Asgari ücret son iki yıldır yılda 2 kez 6 aylık dönemler için belirleniyordu. Ancak 2024 yılında asgari ücret yılda bir kez belirlenecek. Yüksek enflasyon ve alım gücünü eriten bir hayat pahalılığı karşısında tek zam yapılması ne kadar mantıklı?

Milyonlarca insan açlık sınırının altında çalışıyor. Bu ekonomik koşullarda yılda bir kez asgari ücretin belirlenmesi insanları yoksulluğa mahkûm etmek demek oluyor. Artışlarda en az 4 kişilik bir ailenin insani ihtiyaçlarının karşılanması temel alınmalıdır. Bu anlayışın aynısı emekliler için de yapılmalıdır. Çünkü emeklilerin durumu da çalışanlardan farklı değil.

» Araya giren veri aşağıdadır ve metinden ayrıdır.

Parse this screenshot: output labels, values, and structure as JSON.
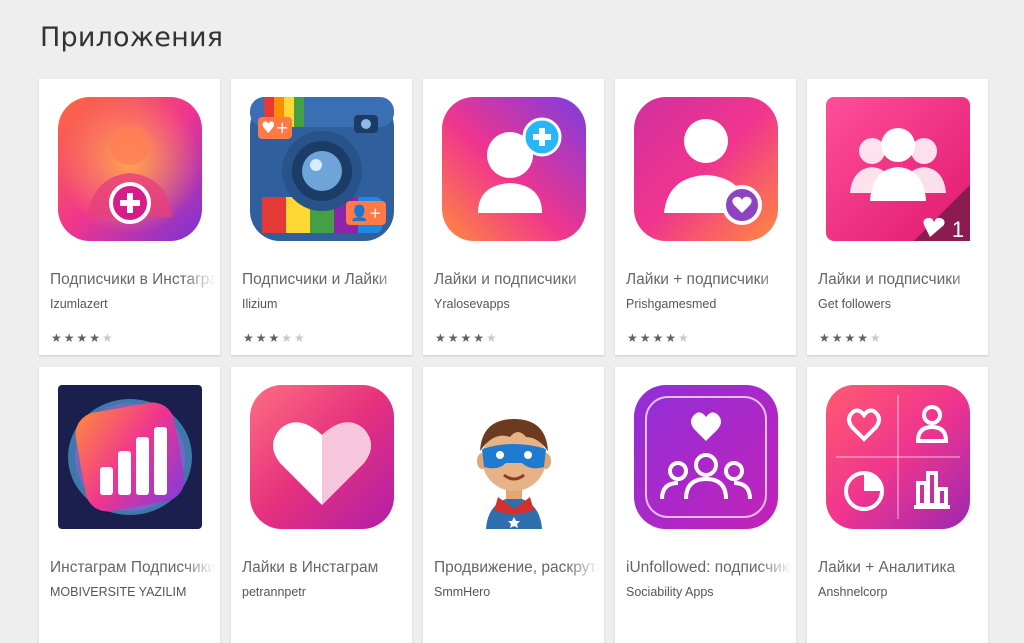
{
  "section": {
    "title": "Приложения"
  },
  "apps": [
    {
      "title": "Подписчики в Инстаграм",
      "developer": "Izumlazert",
      "rating": 4.5,
      "icon": "person-plus-icon"
    },
    {
      "title": "Подписчики и Лайки",
      "developer": "Ilizium",
      "rating": 3.5,
      "icon": "camera-icon"
    },
    {
      "title": "Лайки и подписчики",
      "developer": "Yralosevapps",
      "rating": 4.5,
      "icon": "add-user-icon"
    },
    {
      "title": "Лайки + подписчики",
      "developer": "Prishgamesmed",
      "rating": 4.5,
      "icon": "user-heart-icon"
    },
    {
      "title": "Лайки и подписчики",
      "developer": "Get followers",
      "rating": 4.5,
      "icon": "group-likes-icon"
    },
    {
      "title": "Инстаграм Подписчики",
      "developer": "MOBIVERSITE YAZILIM",
      "rating": null,
      "icon": "bar-chart-icon"
    },
    {
      "title": "Лайки в Инстаграм",
      "developer": "petrannpetr",
      "rating": null,
      "icon": "heart-icon"
    },
    {
      "title": "Продвижение, раскрутка",
      "developer": "SmmHero",
      "rating": null,
      "icon": "superhero-icon"
    },
    {
      "title": "iUnfollowed: подписчики",
      "developer": "Sociability Apps",
      "rating": null,
      "icon": "followers-heart-icon"
    },
    {
      "title": "Лайки + Аналитика",
      "developer": "Anshnelcorp",
      "rating": null,
      "icon": "analytics-icon"
    }
  ],
  "colors": {
    "pink": "#f0358e",
    "magenta": "#c41fa3",
    "orange": "#ff8a3d",
    "purple": "#8a2be2",
    "blue": "#2f6fb0",
    "star": "#616161"
  }
}
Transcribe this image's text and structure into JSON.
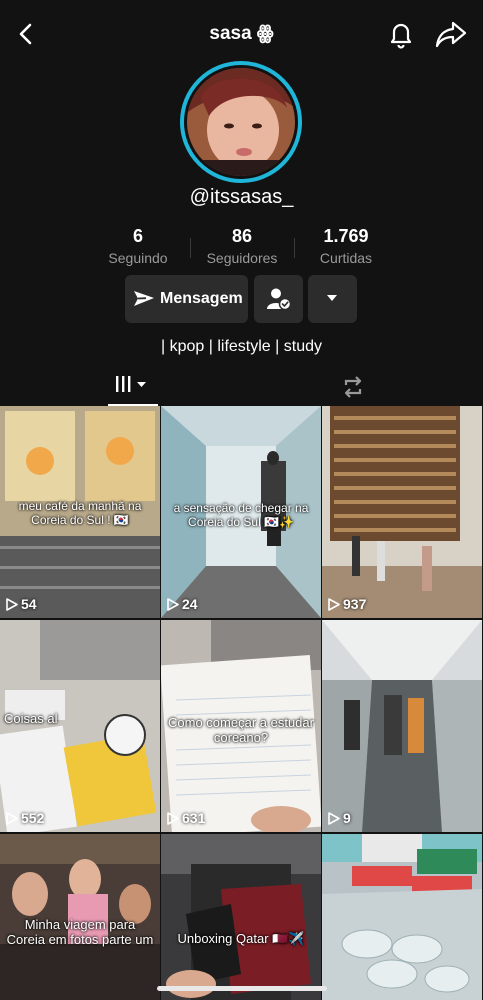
{
  "header": {
    "username": "sasa ꙮ",
    "handle": "@itssasas_"
  },
  "stats": [
    {
      "value": "6",
      "label": "Seguindo"
    },
    {
      "value": "86",
      "label": "Seguidores"
    },
    {
      "value": "1.769",
      "label": "Curtidas"
    }
  ],
  "actions": {
    "message_label": "Mensagem"
  },
  "bio": "| kpop | lifestyle | study",
  "colors": {
    "accent_ring": "#1fb6d9",
    "background": "#121212",
    "button_bg": "#2c2c2c"
  },
  "videos": [
    {
      "caption": "meu café da manhã na Coreia do Sul ! 🇰🇷",
      "views": "54"
    },
    {
      "caption": "a sensação de chegar na Coreia do Sul 🇰🇷✨",
      "views": "24"
    },
    {
      "caption": "",
      "views": "937"
    },
    {
      "caption": "Coisas al",
      "views": "552"
    },
    {
      "caption": "Como começar a estudar coreano?",
      "views": "631"
    },
    {
      "caption": "",
      "views": "9"
    },
    {
      "caption": "Minha viagem para Coreia em fotos parte um",
      "views": ""
    },
    {
      "caption": "Unboxing Qatar 🇶🇦✈️",
      "views": ""
    },
    {
      "caption": "",
      "views": ""
    }
  ]
}
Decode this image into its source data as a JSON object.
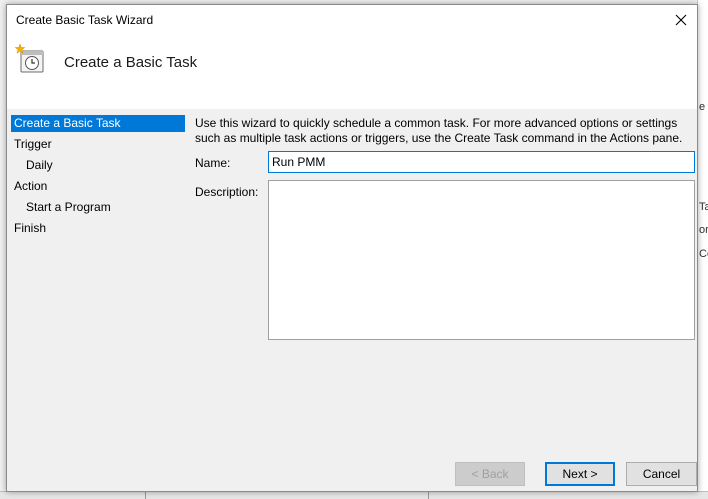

Kamuoyunda da tartışılan birçok rakam söz konusu. Benimse bu konuda hiç ümidim yok. Zaten zamlar o hayat pahalılığı karşısında eriyip gidiyor. İnsanca yaşamak yok, alınan para hayatta kalmaya yetecek düzeyde bile değil. Sadece günü kurtarıyoruz.

Uçan kira fiyatları, en temel şeylerin bile fahiş fiyatlarda olması… Tek tek gider kalemlerini hesapladığımızda insanların eline bir şey kalmıyor. Bu sefer de kredi kartlarına yüklenme yaşanıyor. Borcu borçla kapatmaya çalışırken insanlar geçim derdinden boğulma raddesine geliyor. İnsanlar aç ve yoksul.

Ne yazık ki bu düzen milyonlarca vatandaşa “insanca” yaşamayı çok görüyor. Sen çalış, para kazan ama hiçbir şey yapma, en temel şeylerini bile yapamayacak duruma gel. Bu yüzden asgari ücret herkesin meselesidir. Asgari ücret belirlenirken bu gerçekler dikkate alınarak belirlenmelidir.